Duncan is spearheading a collaboration with Caribbean museums on a conference and exhibition of 100 years of art and politics. The show will be mounted next year at the Museum of Charleston, S.C., site of a similar conference in 1902.
Also on the drawing board is Teach the Teacher, a program to give teachers in the United States a paid sabbatical to learn about the Americas.
Another project is training workshops for arts professionals, organized by Margaret Bernal, the wife of the Jamaican ambassador and the president of the Jamaica Artists Alliance.
The Web site is also developing its own exhibitions, including one on the ancient Maya civilization, developed by the National Institute of Anthropology and History in Mexico City.

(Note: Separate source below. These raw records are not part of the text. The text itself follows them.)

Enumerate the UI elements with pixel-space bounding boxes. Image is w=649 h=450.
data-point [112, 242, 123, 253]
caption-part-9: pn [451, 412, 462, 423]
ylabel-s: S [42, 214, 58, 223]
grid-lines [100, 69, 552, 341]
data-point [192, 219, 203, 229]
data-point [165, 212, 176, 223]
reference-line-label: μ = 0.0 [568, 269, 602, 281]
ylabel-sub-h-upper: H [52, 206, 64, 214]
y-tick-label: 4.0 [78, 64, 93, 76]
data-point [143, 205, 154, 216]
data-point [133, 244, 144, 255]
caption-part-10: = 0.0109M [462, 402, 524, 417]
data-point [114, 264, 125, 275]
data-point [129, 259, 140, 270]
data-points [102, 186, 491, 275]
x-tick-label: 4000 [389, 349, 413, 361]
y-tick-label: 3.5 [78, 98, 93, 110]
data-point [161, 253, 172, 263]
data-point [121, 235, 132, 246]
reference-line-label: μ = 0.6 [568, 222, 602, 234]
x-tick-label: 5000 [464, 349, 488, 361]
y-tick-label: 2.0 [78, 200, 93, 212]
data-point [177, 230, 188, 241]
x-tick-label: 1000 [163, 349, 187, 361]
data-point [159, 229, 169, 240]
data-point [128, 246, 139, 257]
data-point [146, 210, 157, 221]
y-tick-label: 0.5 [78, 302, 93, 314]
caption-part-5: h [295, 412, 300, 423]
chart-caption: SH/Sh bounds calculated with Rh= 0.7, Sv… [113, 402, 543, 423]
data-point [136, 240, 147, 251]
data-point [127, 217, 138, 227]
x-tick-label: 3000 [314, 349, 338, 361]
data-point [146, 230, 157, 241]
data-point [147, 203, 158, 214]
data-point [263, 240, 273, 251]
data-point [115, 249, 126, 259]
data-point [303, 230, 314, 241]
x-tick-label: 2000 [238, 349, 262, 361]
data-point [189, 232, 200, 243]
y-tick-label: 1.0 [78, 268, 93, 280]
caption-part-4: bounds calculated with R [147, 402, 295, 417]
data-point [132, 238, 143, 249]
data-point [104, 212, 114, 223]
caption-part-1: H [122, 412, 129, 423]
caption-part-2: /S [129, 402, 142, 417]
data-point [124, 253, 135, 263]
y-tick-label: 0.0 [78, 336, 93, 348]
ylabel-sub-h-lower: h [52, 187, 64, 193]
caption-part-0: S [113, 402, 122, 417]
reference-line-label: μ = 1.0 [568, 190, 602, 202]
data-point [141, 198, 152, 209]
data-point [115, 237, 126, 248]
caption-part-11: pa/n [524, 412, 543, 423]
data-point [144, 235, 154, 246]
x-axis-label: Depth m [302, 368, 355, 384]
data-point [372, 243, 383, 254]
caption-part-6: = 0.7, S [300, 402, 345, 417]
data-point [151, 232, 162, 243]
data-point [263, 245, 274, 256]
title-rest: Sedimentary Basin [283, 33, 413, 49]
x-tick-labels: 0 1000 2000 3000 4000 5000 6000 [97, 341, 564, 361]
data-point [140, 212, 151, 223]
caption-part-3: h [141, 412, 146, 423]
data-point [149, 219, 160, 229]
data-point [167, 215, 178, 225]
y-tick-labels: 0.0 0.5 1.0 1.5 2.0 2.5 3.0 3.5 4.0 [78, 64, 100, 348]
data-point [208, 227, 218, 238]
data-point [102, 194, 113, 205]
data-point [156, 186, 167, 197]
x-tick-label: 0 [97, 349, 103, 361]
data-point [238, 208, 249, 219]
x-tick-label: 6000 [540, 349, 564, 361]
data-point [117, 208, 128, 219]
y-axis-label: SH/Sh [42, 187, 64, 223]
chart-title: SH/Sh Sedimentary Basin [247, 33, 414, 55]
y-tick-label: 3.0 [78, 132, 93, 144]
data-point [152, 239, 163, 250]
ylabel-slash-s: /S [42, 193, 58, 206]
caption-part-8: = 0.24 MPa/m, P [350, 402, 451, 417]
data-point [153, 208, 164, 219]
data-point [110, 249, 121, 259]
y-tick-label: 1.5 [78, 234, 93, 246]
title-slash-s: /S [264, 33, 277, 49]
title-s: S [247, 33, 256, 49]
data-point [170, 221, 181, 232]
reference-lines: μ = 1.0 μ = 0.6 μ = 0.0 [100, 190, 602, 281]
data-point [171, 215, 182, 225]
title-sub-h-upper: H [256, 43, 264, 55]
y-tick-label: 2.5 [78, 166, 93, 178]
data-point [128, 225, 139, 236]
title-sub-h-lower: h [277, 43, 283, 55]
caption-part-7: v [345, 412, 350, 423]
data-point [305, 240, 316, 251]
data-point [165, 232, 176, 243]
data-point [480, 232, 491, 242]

Duncan represents a different breed of museum developer, a professional who brings experience and contacts from the business arena into cultural projects. “As governments are providing less and less, museums need an interlocutor that can speak to the private sector,” she says.
Her professional specialty was consulting on international projects to modernize banking, health care and telecommunications, and to help American companies work through the bureaucracies in Central and South America.
MuseAmericas has fewer than a dozen employees and had a $3.5-million budget last year. Support has come from Microsoft Corp., Telmex Foundation, Cisco Systems, Riggs Bank, Visa, Avaya, Lucent Technologies, Cisneros Television Group and Philip Morris Co., among others.
The permanent museum space is slated to be built by 2006 at the OAS headquarters in Washington. OAS is scheduled to vote formally on the project this fall.